According to Mr. Fineman, the Democrats' media plan has two over-arching goals: prod (some would say "force) local TV stations to renew the "atrophied" commitment to public affairs programs, providing more time for their candidates to be heard. The second element of their strategy is aimed at re-instituting the Fairness Doctrine, to end "conservative dominance" of talk radio.
And, in typical liberal fashion, Fineman goes on to describe the problem, citing a "study" (conducted by Democratic-affiliated groups, no less) which reveals--surprise, surprise--that conservative dominance of talk radio is increasing. Mr. Fineman observes that the hallowed Fairness Doctrine kept such "partisan" shows (like Rush Limbaugh) off the air for years, by mandating that broadcasters provide "equal time" for opposing viewpoints. Reimposing the doctrine, he suggests, would restore a measure of balance to the radio airwaves.
Rubbish. We wrote about Democratic efforts to resurrect the Fairness Doctrine last month, during the Don Imus controversy. While leaders of this campaign use terms like "access" and "balance," their real goal is to simply shut down conservative talk radio. Under a new Fairness Doctrine, a talk station that carries hosts like Neal Boortz, Rush Limbaugh and Sean Hannity would have to provide an equal amount of airtime for personalities with opposing views. In other words, the nine hours devoted to conservative hosts would be matched by nine hours of programming providing liberal opinion. Stations would be compelled to "seek out" those opposing viewpoints, or risk losing their broadcast license.

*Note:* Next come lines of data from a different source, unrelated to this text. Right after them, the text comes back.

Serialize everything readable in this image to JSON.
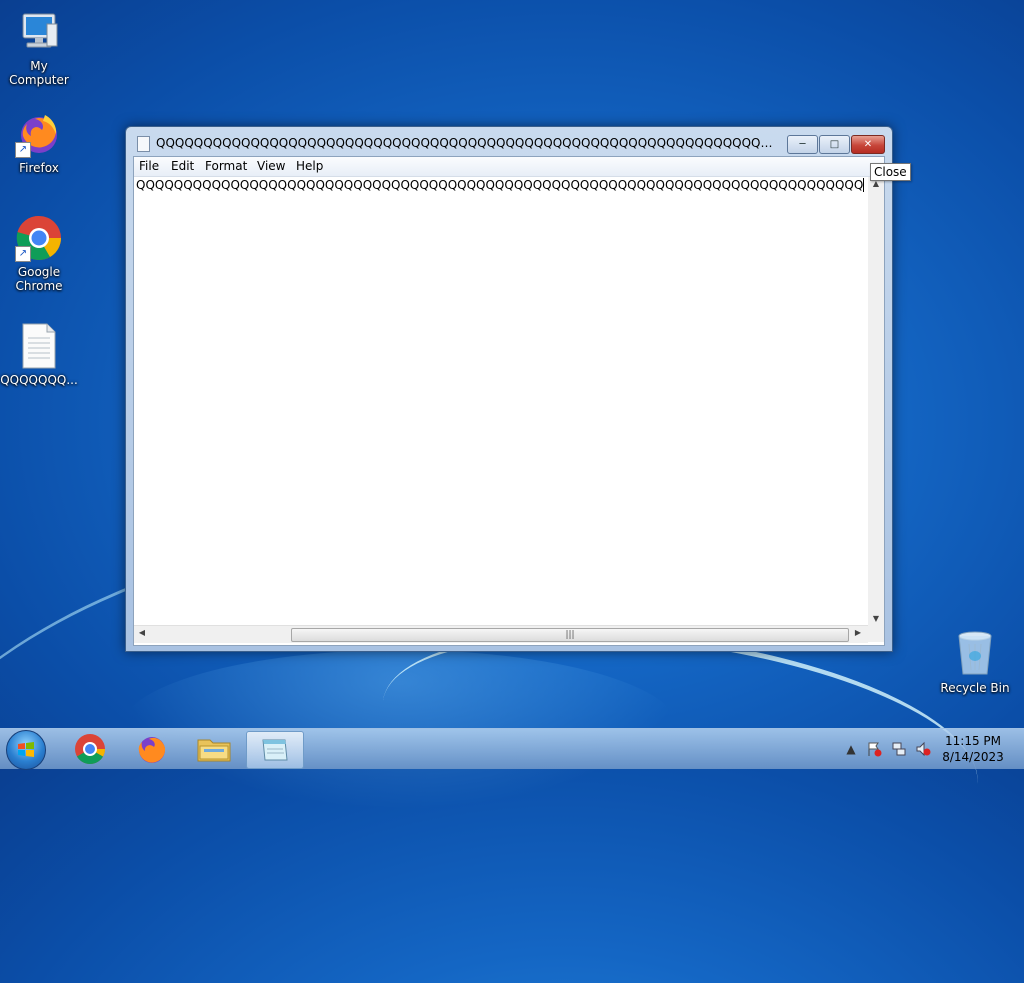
{
  "desktop": {
    "icons": [
      {
        "label": "My Computer",
        "icon": "computer-icon"
      },
      {
        "label": "Firefox",
        "icon": "firefox-icon"
      },
      {
        "label": "Google Chrome",
        "icon": "chrome-icon"
      },
      {
        "label": "QQQQQQQ...",
        "icon": "text-file-icon"
      },
      {
        "label": "Recycle Bin",
        "icon": "recycle-bin-icon"
      }
    ]
  },
  "notepad": {
    "title": "QQQQQQQQQQQQQQQQQQQQQQQQQQQQQQQQQQQQQQQQQQQQQQQQQQQQQQQQQQQQQQQQQQQQQQQQQQQQQQQQ...",
    "menu": [
      "File",
      "Edit",
      "Format",
      "View",
      "Help"
    ],
    "content": "QQQQQQQQQQQQQQQQQQQQQQQQQQQQQQQQQQQQQQQQQQQQQQQQQQQQQQQQQQQQQQQQQQQQQQQQQQQQQQQQQQQQQQQQQQQQQQQQQQQQ",
    "buttons": {
      "minimize": "minimize",
      "maximize": "maximize",
      "close": "close"
    }
  },
  "tooltip": {
    "text": "Close"
  },
  "taskbar": {
    "pinned": [
      "start-orb",
      "chrome-icon",
      "firefox-icon",
      "file-explorer-icon",
      "notepad-icon"
    ],
    "active_app": "notepad-icon",
    "tray_icons": [
      "show-hidden-icons-icon",
      "action-center-flag-icon",
      "network-icon",
      "volume-muted-icon"
    ],
    "clock": {
      "time": "11:15 PM",
      "date": "8/14/2023"
    }
  }
}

In other words, the "new" Fairness Doctrine would put a heavy burden on broadcasters, and discourage them from carrying conservative hosts. And that's the Democrats' real goal; silence conservative talk shows and restore liberal dominance in all forms of media. Having tried (unsuccessfully) to compete in talk radio's marketplace of ideas, the Democrats believe their best recourse is to get rid of conservative hosts, by making it impractical for local stations to air their programs.

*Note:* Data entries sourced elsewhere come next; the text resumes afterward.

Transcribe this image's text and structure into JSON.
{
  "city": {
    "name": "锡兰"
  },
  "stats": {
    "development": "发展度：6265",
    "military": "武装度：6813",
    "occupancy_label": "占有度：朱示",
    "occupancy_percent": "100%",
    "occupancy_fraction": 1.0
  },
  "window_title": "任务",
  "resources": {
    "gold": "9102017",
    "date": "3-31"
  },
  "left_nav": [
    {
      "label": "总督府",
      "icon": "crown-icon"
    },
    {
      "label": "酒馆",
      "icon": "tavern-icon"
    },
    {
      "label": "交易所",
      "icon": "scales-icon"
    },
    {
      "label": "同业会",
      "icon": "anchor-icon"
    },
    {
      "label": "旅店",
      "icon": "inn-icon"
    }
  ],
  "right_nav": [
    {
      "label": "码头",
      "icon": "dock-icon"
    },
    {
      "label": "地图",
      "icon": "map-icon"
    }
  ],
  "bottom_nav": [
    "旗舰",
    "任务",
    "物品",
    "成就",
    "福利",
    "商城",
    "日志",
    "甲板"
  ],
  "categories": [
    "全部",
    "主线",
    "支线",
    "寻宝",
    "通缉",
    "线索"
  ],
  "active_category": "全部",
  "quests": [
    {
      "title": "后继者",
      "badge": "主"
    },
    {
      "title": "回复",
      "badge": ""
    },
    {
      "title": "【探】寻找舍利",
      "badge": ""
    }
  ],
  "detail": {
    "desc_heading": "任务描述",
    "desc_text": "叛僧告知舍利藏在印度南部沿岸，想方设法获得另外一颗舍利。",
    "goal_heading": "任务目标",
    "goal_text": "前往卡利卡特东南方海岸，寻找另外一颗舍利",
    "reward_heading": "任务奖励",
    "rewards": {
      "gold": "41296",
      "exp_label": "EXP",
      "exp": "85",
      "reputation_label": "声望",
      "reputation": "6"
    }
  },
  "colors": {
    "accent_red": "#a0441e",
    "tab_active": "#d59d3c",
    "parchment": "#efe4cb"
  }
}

That's why Mr. Fineman's take on the issue is both curious and instructive. Rush Limbaugh's assertion that he is "equal time" for the liberal, drive-by media gets only a passing mention in the column. He also chides most of the Democratic presidential candidates for refusing to weigh in on the idea of a new Fairness Doctrine. Fineman suggests that most are reluctant (read: afraid) to take on powerful broadcast companies.
On the other hand, perhaps some of the Democrats running for president have a better understanding of the media than Mr. Fineman. The main-stream media, which includes the bulk of the nation's print, broadcast and cable outlets, is predominantly liberal, and still reaches large audiences every day. Indeed, talk radio is one of the few conservative outposts on a media landscape that overwhelmingly tilts toward the Democratic Party and its ideals. There is also some debate as to the real power of talk radio; conservative hosts almost universally supported the GOP in 2006, but the party lost control of both the House and Senate. Marginal Republican prospects for 2008 suggest that the influence of conservative talk radio has peaked, or that its power was overrated.
Still, Mr. Fineman's sympathies clearly lie with Congressional Democrats and their concern about talk radio's "misuse" of the public airwaves. Never mind that the original Fairness Doctrine was bad law, imposing prohibitive restrictions on broadcasters while giving a pass to print outlets and (eventually) cable and satellite channels as well. As a credentialed member of the "old media," Fineman would apparently welcome a return of broadcast "fairness" regulations, and a restoration of the liberal media monopoly that existed until a few years ago.
Attempts to restore the Fairness Doctrine aren't about media access; they've a thinly-veiled effort to silence voices that are critical of the Democratic Party and liberalism in general. That makes it a free speech issue, but you wouldn't know that by reading a certain columnist in Newsweek.